To make them serializable we could put a serialize function as required by Boost.Serialization into their definitions. But since they are already in their own headers etc. that don’t depend on boost serialization we might want to make them serializable in a non intrusive way, which is luckily possible:

#include "Range.h"

namespace boost {
namespace serialization {

template<class Archive, class T>
void serialize(Archive & ar, Range<T> & r, const unsigned int version)
{
   ar & r.begin;
   ar & r.end;
}

template<class Archive, class T, int Dim>
void serialize(Archive & ar, NRange<T,Dim> & r, const unsigned int version)
{
   for(int i = 0;i<Dim;++i)
      ar & r[i];
}

} // namespace serialization
} // namespace boost

//...

Notice how we don’t even have to include any boost headers since serialize only takes template parameters, so we actually don’t even introduce any boost dependency here.
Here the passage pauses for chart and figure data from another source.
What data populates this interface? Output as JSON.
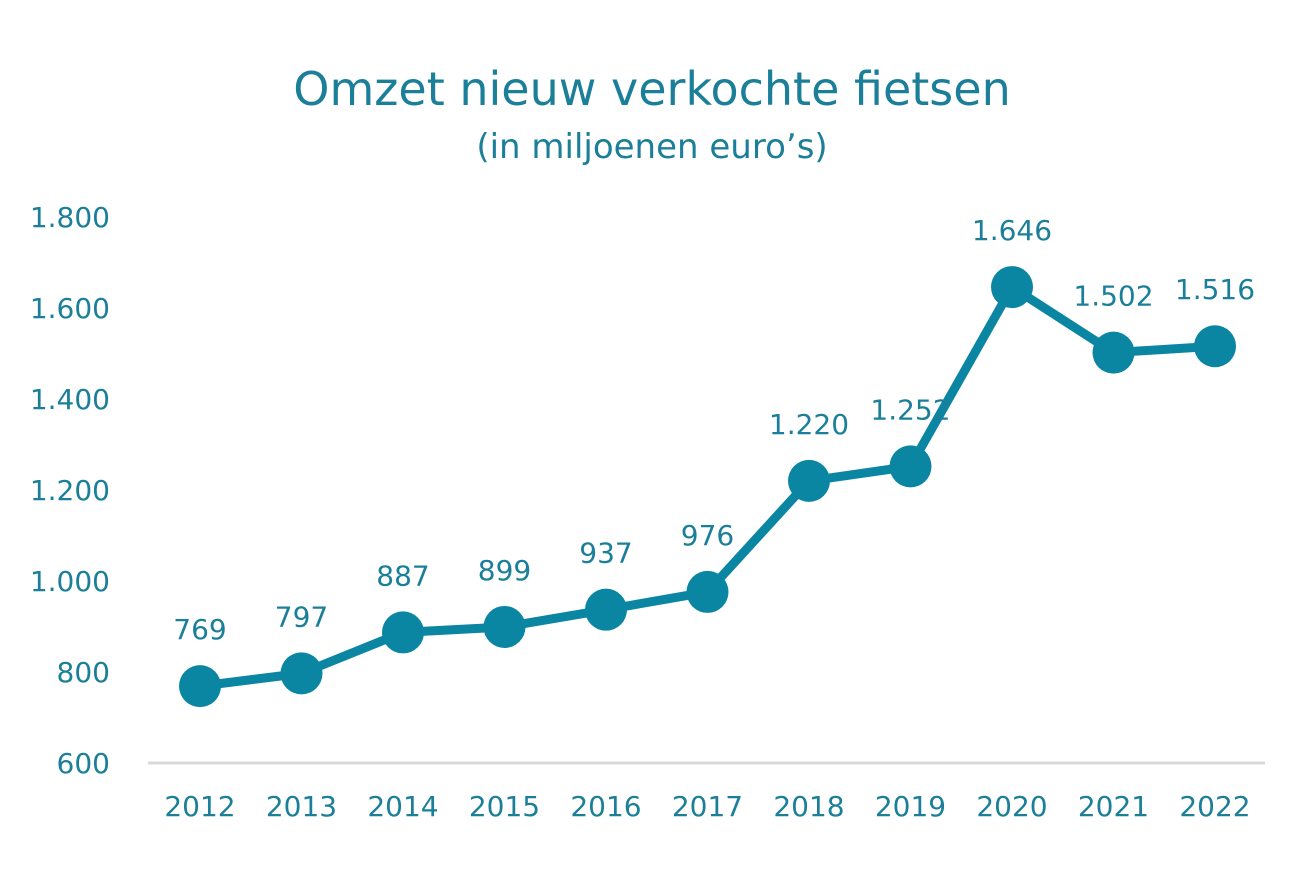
{
  "colors": {
    "accent": "#0a86a3",
    "text": "#1b7f99",
    "axis": "#d9d9d9"
  },
  "chart_data": {
    "type": "line",
    "title": "Omzet nieuw verkochte fietsen",
    "subtitle": "(in miljoenen euro’s)",
    "xlabel": "",
    "ylabel": "",
    "x": [
      "2012",
      "2013",
      "2014",
      "2015",
      "2016",
      "2017",
      "2018",
      "2019",
      "2020",
      "2021",
      "2022"
    ],
    "series": [
      {
        "values": [
          769,
          797,
          887,
          899,
          937,
          976,
          1220,
          1252,
          1646,
          1502,
          1516
        ],
        "data_labels": [
          "769",
          "797",
          "887",
          "899",
          "937",
          "976",
          "1.220",
          "1.252",
          "1.646",
          "1.502",
          "1.516"
        ]
      }
    ],
    "ylim": [
      600,
      1800
    ],
    "y_ticks": [
      600,
      800,
      1000,
      1200,
      1400,
      1600,
      1800
    ],
    "y_tick_labels": [
      "600",
      "800",
      "1.000",
      "1.200",
      "1.400",
      "1.600",
      "1.800"
    ],
    "grid": false,
    "legend": "none"
  }
}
So since the structs are now serializable we can just send them off with MPI:

//...

#include <iostream>
#include <boost/mpi.hpp>

int main(int argc, char* argv[])
{
   mpi::environment env(argc, argv);
   mpi::communicator world;

   if (world.rank() == 0)
   {
      NRange<int,3> range;
      range[0].begin = 23;
      range[0].end = 42;
      world.send(1, 0, range);
   } 
   else
   {
      NRange<int,3> range;
      world.recv(0, 0, range);
      std::cout << range[0].begin << ' ' << range[0].end;
   }
   return 0;
}

One of the core features of the framework I’m working are distributed grids. So naturally we probably want a way to send chunks of the grid to other nodes via MPI. A very simple implementation of a chunk class could look like this:

#include <vector>
#include <boost/serialization/vector.hpp>

//...

template<class T>
class Chunk {
public:
    Chunk() { }
    
    Chunk(const NRange<size_t, 3> &b)
    : bounds_(b), data_(b.volume())
    {
    }

    // subscript operators etc...

private:
    friend class boost::serialization::access;

    template<class Archive>
    void serialize(Archive & ar, const unsigned int version)
    {
        ar & bounds_;
        ar & data_;
    }

    NRange<size_t, 3> bounds_;
    std::vector<T> data_;
};

Here we see the intrusive version of putting the serialize function right into class itself. The additional header we included along with vector provides serialization for std::vector so we don’t have to do that ourselves. There are a few additional traits we can define which for example allow bitwise copy in some cases or turn of the versioning of the serialization library, but essentially we can now send around Chunks without worrying about their packaging etc.